I feel moved every time I recall the Amish farmer in the Reading Terminal Market in Philadelphia one Thanksgiving week. He sold me ten deep red leather candy canes with bells held on brass rings. I gave the sets of bells to friends that year for Christmas. I love their tinkling sound and the memory that follows.

This farmer had a shop helper that day, a blond-headed grandson wearing overalls and a bowl haircut. Approximately twelve years old, this young boy helped ring up my purchase. As the older man handed the sack of bells to me, he looked me straight in the eyes and said “thank you” in a way that presses deep into my soul today. He said it slowly, and it seemed to come from his heart as well as his head. He meant, “thank you for valuing the work of our hands and for helping our small business become, at least today, worth the time and trouble it was to get here.” I heard every word of this short goodbye, and I recall it sometimes when his bells cling, cling, cling as we go through our garden door. I never put them away.

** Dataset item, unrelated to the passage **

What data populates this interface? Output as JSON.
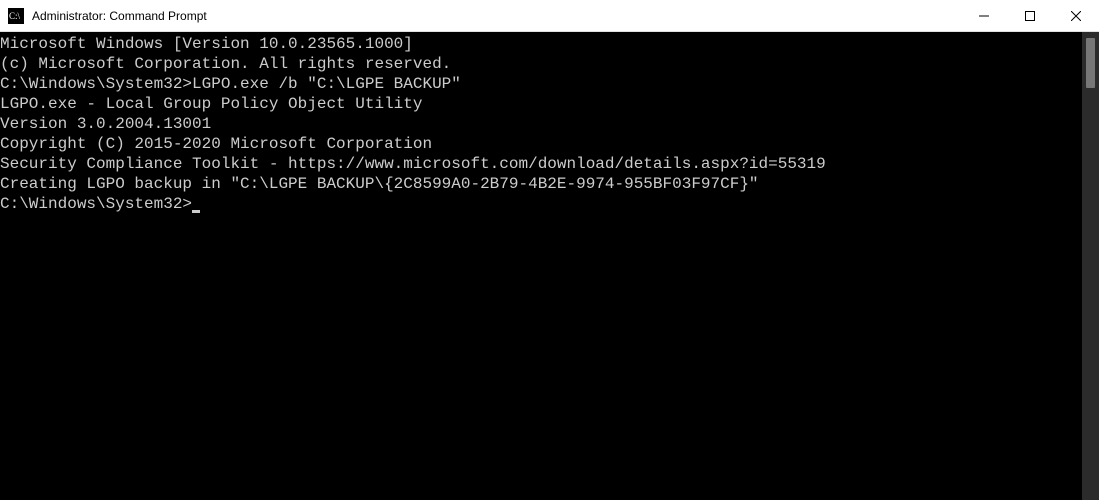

Nowadays, I use less stationery, fewer stamps, and I take less time thanking people. I’ve even started sending digital cards on occasion. It’s harder to convey sincerity with this medium, but “it gets the job done,” I tell myself. But thanking, in person, with that glint in one’s eyes, other body language, and articulating words of gratitude, can light up a giver as well as a receiver. Here’s another example.

I recently heard from a close friend how her elderly mother-in-law chooses to live without selfish sadness. She never complains or shows distress about living alone. Her rich connection with Christ indeed fills her day with many reasons to smile and to speak out her gratitude.

I can picture her, having known her as part of this dear family for many years. She has a glowing countenance. Widowed a short time ago, she chooses to live gratefully. And from all accounts, she also lives quite healthfully. “Thank you” is always in her heart, if not on her lips.

Recently, in a Sunday school class that will read and discuss Tim Keller’s Hidden Christmas, I heard more of this beautiful grace or eucharisteo. Answers to our icebreaker question, “What is a favorite Christmas tradition?” elicited many usual favorites like Christmas Eve candlelight services and cookie-baking, some honesty: “I like the presents,” and more than a few heartfelt words of thanksgiving for the gatherings of family and friends. Everyone left ready for Thanksgiving!

There is great power in a heartfelt thank you. 

Marianne Wood works as an editorial assistant and researcher for Bill Wright


  • I have just experienced the blessing of thanksgiving from a former neighbor. She is 87 years old and recently moved to El Paso to a veterans’ nursing home. She lived next door to me and we became friends. I have consistently sent cards, notes, and called on the phone. I just received a 6- page handwritten letter she had painstakingly penned using her nearly blind eyes and arthritic hands. She included 3 photos of her cat Skeeter who was also my friend. She poured out thanks for my communication and told me how much she loves me. It takes so little from us to make a huge difference in someone else’s life.


  • I recently received a sincere thank you note that really lifted my spirits and encouraged me to say — and write — “thank you” more often. It is my New Year’s resolution. Thank you for reminding us of the power of gratitude.